- Nabil Benabdallah in 2026

Minister of Housing and Urbanism
- In office 3 January 2012 – 23 January 2018
- Monarch: Mohammed VI
- Prime Minister: Abdelilah Benkirane
- Preceded by: Ahmed Toufiq Hjira
- Succeeded by: Abdelahad Fassi-Fihri

Secretary General of the Progress and Socialism Party
- Incumbent
- Assumed office 31 May 2010
- Preceded by: Moulay Ismaïl Alaoui

Ambassador of Morocco to Italy
- In office November 2008 – July 2009
- Prime Minister: Abbas El Fassi
- Preceded by: ?
- Succeeded by: Hassan Abouyoub

Member of the House of Councillors (Rabat-Agdal)
- In office September 2003 – June 2009

Minister of Communication
- In office 7 November 2002 – 15 October 2007
- Prime Minister: Driss Jettou
- Preceded by: Mohamed Larbi Messari
- Succeeded by: Khalid Naciri

Personal details
- Born: 3 June 1959 (age 67) Rabat, Morocco
- Party: Party of Progress and Socialism
- Education: Institut national des langues et civilisations orientales
- Occupation: Politician

= Nabil Benabdallah =

Moroccan politician

Mohamed Nabil Benabdallah (محمد نبيل بنعبد الله; born 3 June 1959) is a Moroccan politician.
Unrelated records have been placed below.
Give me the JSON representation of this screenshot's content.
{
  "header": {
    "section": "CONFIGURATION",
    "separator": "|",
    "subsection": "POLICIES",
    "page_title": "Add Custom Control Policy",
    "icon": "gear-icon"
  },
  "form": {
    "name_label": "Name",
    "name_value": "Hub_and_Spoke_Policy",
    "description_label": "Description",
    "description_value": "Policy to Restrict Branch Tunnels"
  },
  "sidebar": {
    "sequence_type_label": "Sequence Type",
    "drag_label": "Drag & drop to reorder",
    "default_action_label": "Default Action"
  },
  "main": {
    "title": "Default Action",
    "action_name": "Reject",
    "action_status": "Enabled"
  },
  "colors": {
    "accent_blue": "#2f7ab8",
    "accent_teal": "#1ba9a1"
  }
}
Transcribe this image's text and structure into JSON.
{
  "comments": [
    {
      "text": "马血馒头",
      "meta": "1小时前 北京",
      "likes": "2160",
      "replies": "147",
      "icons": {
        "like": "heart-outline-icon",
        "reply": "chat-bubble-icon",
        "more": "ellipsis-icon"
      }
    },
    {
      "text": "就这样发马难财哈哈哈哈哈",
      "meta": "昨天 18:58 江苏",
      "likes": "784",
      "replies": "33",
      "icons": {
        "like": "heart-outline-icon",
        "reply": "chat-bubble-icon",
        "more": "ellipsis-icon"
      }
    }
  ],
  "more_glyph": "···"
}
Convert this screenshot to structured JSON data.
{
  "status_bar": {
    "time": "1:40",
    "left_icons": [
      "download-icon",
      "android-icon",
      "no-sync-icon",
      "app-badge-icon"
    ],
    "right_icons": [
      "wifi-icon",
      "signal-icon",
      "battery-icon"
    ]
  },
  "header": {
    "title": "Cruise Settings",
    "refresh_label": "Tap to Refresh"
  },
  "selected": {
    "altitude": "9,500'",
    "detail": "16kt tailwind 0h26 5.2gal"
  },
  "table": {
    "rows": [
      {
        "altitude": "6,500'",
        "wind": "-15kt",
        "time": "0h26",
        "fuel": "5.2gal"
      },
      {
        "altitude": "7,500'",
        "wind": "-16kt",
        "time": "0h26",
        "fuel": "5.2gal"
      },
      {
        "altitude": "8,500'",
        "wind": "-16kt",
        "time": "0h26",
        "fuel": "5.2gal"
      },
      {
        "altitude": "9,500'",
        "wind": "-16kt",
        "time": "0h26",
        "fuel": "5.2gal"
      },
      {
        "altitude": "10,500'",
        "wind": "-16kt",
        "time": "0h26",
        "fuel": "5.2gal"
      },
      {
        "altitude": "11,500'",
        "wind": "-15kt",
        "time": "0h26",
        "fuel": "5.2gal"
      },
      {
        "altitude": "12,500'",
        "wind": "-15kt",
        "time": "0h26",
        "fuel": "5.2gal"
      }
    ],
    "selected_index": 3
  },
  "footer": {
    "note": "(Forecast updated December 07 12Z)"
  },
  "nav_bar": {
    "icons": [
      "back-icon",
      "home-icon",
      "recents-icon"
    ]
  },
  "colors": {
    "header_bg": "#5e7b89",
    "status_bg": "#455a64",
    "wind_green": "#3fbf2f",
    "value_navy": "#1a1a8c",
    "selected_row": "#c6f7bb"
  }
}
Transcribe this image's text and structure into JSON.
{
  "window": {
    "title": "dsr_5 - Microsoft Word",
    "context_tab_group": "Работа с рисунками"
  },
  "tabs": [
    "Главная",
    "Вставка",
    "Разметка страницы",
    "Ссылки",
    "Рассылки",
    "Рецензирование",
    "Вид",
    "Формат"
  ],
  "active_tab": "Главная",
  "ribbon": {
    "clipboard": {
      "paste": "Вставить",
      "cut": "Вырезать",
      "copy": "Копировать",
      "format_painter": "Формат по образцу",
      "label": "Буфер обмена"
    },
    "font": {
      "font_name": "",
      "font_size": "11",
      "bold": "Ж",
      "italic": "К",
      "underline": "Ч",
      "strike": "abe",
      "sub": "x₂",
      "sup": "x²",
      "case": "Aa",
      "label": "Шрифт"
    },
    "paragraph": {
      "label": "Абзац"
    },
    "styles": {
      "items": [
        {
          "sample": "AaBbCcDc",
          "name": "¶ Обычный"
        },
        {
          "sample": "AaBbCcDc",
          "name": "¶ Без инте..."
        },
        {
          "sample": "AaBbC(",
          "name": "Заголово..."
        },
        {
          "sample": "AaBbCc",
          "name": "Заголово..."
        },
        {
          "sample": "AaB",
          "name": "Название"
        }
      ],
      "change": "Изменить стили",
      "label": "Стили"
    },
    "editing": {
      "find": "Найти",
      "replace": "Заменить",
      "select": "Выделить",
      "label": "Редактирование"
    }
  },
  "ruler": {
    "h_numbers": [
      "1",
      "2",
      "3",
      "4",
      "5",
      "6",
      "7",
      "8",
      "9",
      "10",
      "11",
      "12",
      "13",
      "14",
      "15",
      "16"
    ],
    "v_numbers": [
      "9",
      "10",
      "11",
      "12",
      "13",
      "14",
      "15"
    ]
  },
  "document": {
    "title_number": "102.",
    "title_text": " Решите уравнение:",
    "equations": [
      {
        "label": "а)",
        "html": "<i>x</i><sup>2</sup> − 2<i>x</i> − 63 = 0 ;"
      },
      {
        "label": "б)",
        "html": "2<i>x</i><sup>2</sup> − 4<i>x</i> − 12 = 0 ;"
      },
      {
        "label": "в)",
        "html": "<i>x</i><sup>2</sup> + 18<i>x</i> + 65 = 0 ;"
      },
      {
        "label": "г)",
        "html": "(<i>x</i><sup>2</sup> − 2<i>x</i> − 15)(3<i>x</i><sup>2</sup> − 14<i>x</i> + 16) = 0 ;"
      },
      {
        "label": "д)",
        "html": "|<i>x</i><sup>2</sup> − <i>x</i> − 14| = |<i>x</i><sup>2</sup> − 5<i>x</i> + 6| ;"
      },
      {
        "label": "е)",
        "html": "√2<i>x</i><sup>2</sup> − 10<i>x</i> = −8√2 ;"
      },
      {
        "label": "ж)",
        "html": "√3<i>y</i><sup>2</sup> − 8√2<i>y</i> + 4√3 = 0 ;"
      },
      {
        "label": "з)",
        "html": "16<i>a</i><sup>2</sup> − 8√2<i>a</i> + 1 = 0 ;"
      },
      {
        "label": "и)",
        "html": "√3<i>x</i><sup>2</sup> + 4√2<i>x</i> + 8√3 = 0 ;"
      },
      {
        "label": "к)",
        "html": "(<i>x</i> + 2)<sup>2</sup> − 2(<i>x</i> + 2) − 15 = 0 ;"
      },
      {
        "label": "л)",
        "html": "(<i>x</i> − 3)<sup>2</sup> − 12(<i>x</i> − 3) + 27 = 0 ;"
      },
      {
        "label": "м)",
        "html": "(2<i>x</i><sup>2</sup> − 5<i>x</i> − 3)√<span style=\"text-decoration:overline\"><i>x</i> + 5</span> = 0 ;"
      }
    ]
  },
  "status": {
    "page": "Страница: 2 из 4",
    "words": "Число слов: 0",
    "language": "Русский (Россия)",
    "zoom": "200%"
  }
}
He had served as Minister of Housing and Urbanism of Morocco from 2012 until 2018, as part of the cabinet of Abdelilah Benkirane.

Born in Rabat, Nabil Benabdallah started his career as a translator in the Moroccan courts. Between 1997 and 2000 he was executive director of the Party of Progress and Socialism's official newspapers al-Bayan and Bayan al-Yawm.

In 2010, he was elected as the Secretary General of the Party of Progress and Socialism, succeeding Moulay Ismaïl Alaoui.